1. Cuidar y proteger el medio ambiente para no afectar la calidad ambiental y


la salud de las otras personas.

2. Toda persona comparte responsabilidades respecto a daños que afecten la


calidad del medio ambiente, en la medida de su contribución a su deterioro.

3. Toda persona individual o colectiva tiene la obligación de reparar por los


daños ambientales que ocasione.

4. Toda persona tiene la obligación de proteger los sistemas que sostienen la


vida, incluyendo a los animales y plantas así como evitar el maltrato,
sufrimiento y la muerte innecesaria de los animales y asi mismo hacer un
uso eficiente y sostenible de los recursos naturales.

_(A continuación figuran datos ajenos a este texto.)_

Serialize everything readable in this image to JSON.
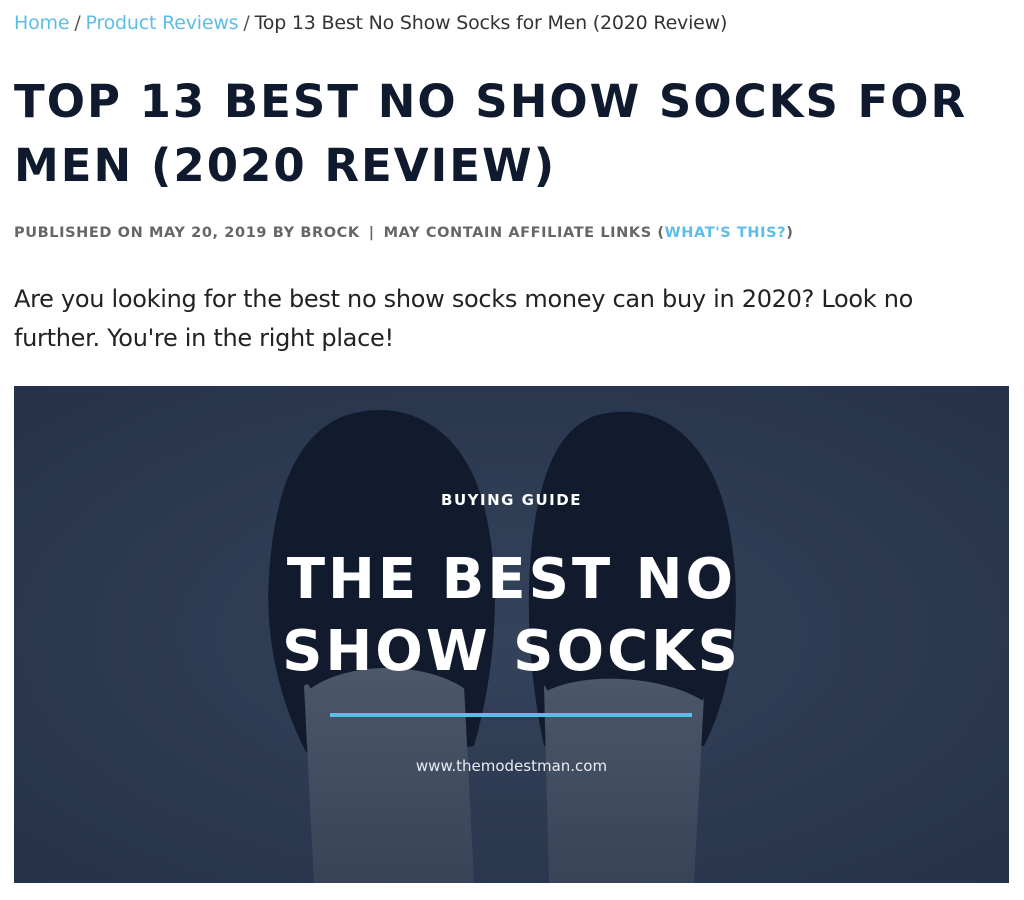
{
  "breadcrumb": {
    "home": "Home",
    "separator": "/",
    "category": "Product Reviews",
    "current": "Top 13 Best No Show Socks for Men (2020 Review)"
  },
  "article": {
    "title": "TOP 13 BEST NO SHOW SOCKS FOR MEN (2020 REVIEW)",
    "meta": {
      "published": "PUBLISHED ON MAY 20, 2019 BY BROCK",
      "pipe": "|",
      "affiliate": "MAY CONTAIN AFFILIATE LINKS (",
      "whats_this": "WHAT'S THIS?",
      "close_paren": ")"
    },
    "intro": "Are you looking for the best no show socks money can buy in 2020? Look no further. You're in the right place!"
  },
  "hero": {
    "kicker": "BUYING GUIDE",
    "title_line1": "THE BEST NO",
    "title_line2": "SHOW SOCKS",
    "site": "www.themodestman.com"
  },
  "colors": {
    "link": "#5bbde8",
    "title": "#0f1a2e",
    "hero_bg": "#2e3b50",
    "accent_rule": "#5bbde8"
  }
}
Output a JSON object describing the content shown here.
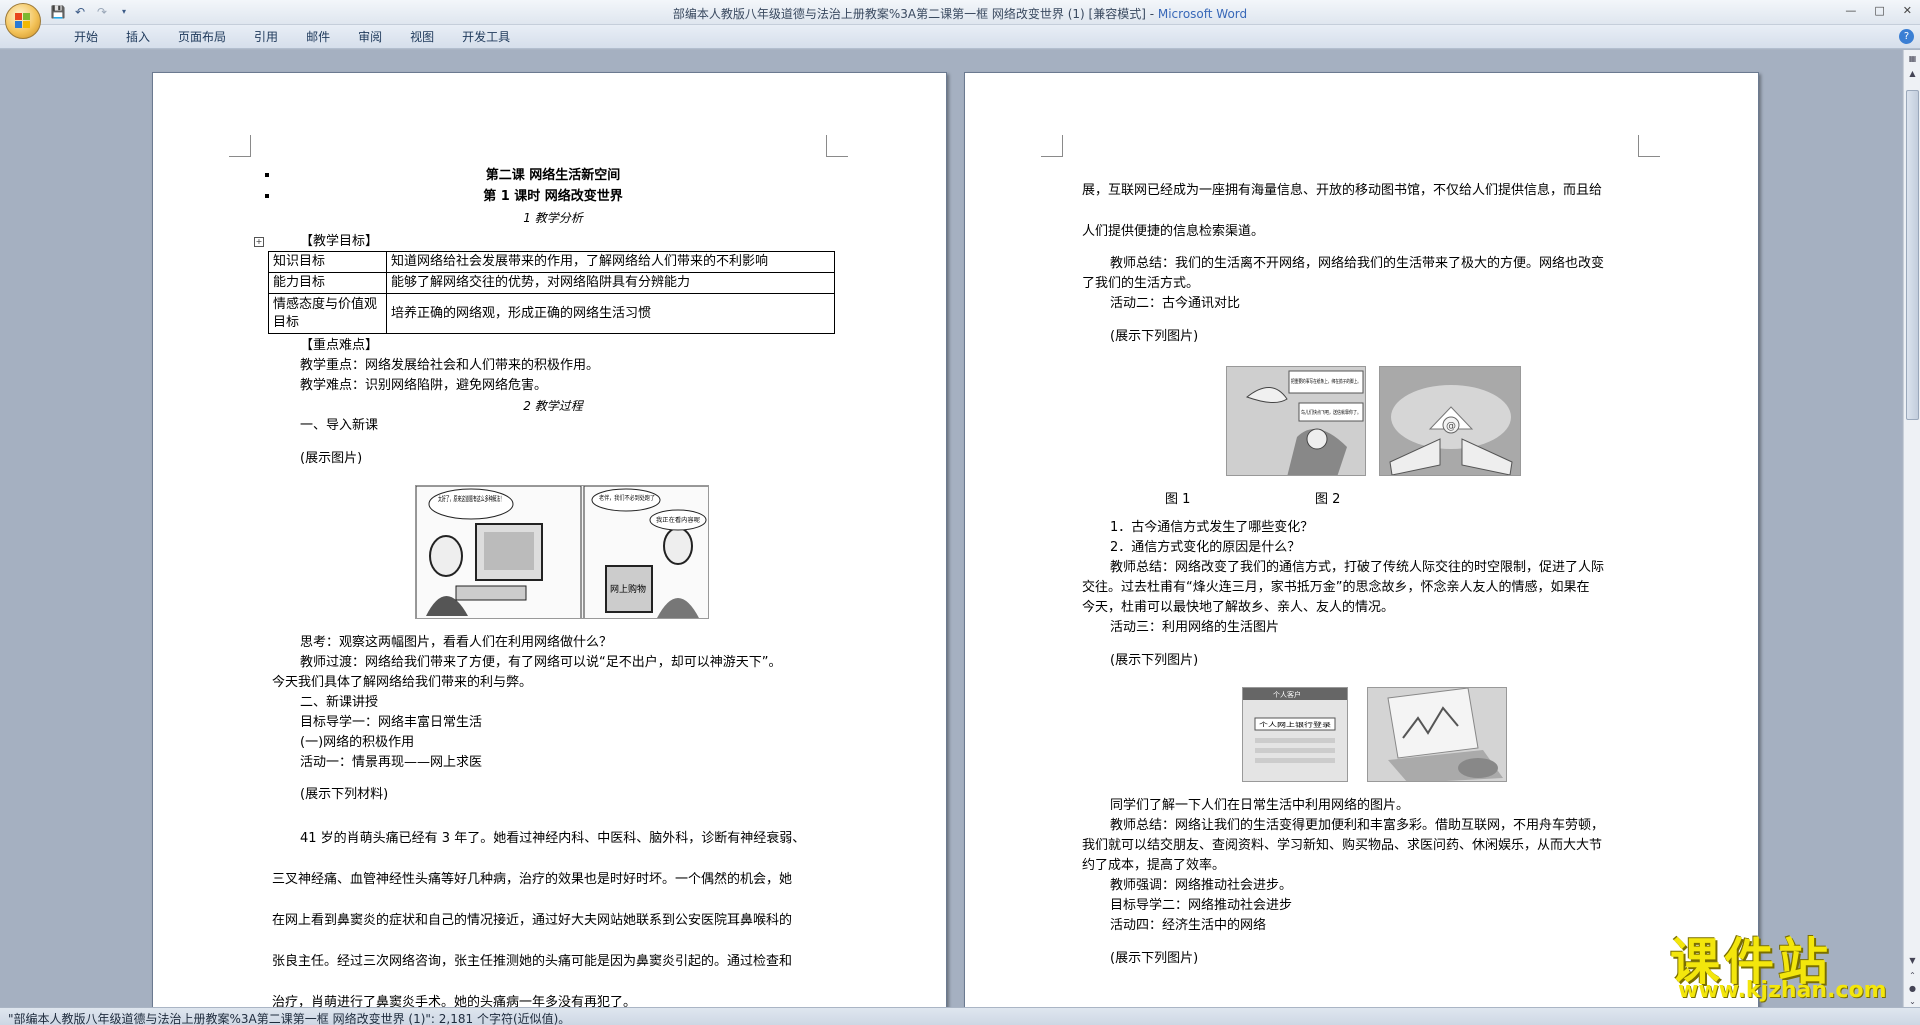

5. Todos tenemos la responsabilidad de contribuir para vivir en un ambiente


saludable, seguro y libre de contaminación.

6. Toda persona tiene la obligación de informar o denunciar ante las


autoridades actividades en contra del medio ambiente y que pueden ser
objeto de infracción o delito ambiental.

7. Toda persona tiene el deber de proteger los recursos naturales y culturales


velando por su conservación.

8. Toda persona tiene la obligación de cooperar con espíritu de solidaridad


para mitigar y reducir daños ambientales y ante los desastres ambientales y
naturales.
DERECHOS AMBIENTALES

Son un sistema de normas jurídicas que regulan las relaciones de las personas
con la naturaleza, con el propósito de preservar y proteger el medio ambiente en
su afán de dejarlo libre de contaminación, o mejorarlo en caso de estar afectado.
Sus objetivos son la lucha contra la contaminación, la preservación de la
biodiversidad, y la protección de los recursos naturales, para que exista un entorno
humano saludable. Es una rama del Derecho muy reciente, pero de gran
desarrollo y futuro, surgiendo a mediados del siglo XX por la concienciación de la
sociedad a consecuencia de algunos desastres ecológicos como la contaminación
de la bahía de Minamata, el gran smog londinense, los escapes de Seveso o
Bophal, y el accidente de Chernóbil, entre otros. Su origen, como tal
especialización del Derecho, surge en la Conferencia de Naciones Unidas sobre el
Medio Humano, celebrada en Estocolmo en 1972.

Entre sus características está su carácter multidisciplinar, ya que requiere la


pericia y el asesoramiento de profesionales ajenos al Derecho (médicos, biólogos,
ambientólogos, físicos, químicos, ingenieros, etc.) y estar en continuo cambio y
actualización, en la misma medida que se producen avances científicos y técnicos.